Pitfall 1: Struggling to Say No Appropriately
You say no to their request and feel bad about it. You see the look on their face and take it on. Or you know them well enough to know they’ll be disappointed, and you struggle with that. You’re so worried about them that taking care of yourself seems like a problem.
You don’t say no when you should and have a bad experience. You sacrifice yourself because you have this idea that they won’t be okay. Or you’re so used to doing that, it’s hard to distinguish when you need to say no. You struggle to take care of yourself.
You say no when you didn’t need to. You’re so used to setting limits and shutting things down that you don’t take on the work of getting out of your comfort zone. You may have so much resentment or hard feelings that it’s hard to let that go and engage with the work of opening your heart and challenging yourself.
Breakthrough 1: Learning to Take Care of Yourself
You know what it feels like to need to say no. You know yourself well enough to know what a negative experience for you will be. You feel good about taking care of yourself, and you do it easily and without guilt. You don’t sacrifice yourself. This allows you to accept your partner’s desires more easily. You don’t feel threatened or pressured since you know you ultimately get to decide.
You move into discomfort with intention (also known as getting out of your comfort zone). You are willing to challenge yourself to learn new things and develop new capacity. You are willing to feel anxious and work through it. You walk into challenges because you know it is good for you. You master your own emotional state and anxiety. You are willing to push yourself just enough to be useful and productive. You’ve moved past saying no as a knee-jerk reaction.

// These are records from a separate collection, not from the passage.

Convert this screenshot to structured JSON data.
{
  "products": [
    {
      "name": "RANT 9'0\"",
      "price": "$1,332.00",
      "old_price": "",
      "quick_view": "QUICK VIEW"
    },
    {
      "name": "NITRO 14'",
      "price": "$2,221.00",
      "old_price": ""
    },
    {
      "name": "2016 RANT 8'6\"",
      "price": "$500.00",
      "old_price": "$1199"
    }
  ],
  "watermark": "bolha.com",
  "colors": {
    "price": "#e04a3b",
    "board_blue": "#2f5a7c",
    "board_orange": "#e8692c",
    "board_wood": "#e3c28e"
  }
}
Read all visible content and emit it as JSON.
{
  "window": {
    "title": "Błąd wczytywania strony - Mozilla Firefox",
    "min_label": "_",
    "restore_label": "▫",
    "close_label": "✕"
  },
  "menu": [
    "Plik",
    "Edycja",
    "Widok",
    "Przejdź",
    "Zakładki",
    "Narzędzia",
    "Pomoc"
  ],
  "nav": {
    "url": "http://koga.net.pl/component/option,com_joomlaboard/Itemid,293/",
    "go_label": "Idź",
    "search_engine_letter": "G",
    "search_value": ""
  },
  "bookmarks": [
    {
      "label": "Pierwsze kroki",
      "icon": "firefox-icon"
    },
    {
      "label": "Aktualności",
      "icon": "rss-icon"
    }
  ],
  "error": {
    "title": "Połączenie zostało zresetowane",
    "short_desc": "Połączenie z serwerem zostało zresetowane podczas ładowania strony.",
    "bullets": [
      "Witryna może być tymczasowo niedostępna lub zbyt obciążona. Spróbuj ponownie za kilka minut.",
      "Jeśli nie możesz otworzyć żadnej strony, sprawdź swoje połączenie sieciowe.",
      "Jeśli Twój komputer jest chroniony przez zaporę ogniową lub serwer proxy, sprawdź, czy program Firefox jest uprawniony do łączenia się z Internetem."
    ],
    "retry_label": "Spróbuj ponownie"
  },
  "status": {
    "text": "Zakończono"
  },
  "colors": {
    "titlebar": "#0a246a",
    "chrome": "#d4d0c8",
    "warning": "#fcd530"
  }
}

Pitfall 2: A Problem Hearing No
If your partner needs to say no to something, that impacts your experience. It triggers all the negative feelings that have built up around your sex life. You feel rejected and sad. You feel like you were wrong to ask for what you did, and you may determine to rein it in the next time. You believe they aren’t taking the exercise or their self-confrontation seriously or really trying. You may sulk, quit, or only go through the motions for the rest of your turn, unable to continue being focused on what feels good and enjoying it.
Breakthrough 2: Celebrating Hearing No
You come to realize that your partner saying no is a good thing; it means they are taking care of themselves. You move on easily to another request and can enjoy that fully. You have a wealth of things that can feel good, and one can replace another without a problem. You ask for exactly what you want without concern about whether your partner will say no or not, knowing that you will be fine if they can’t do it.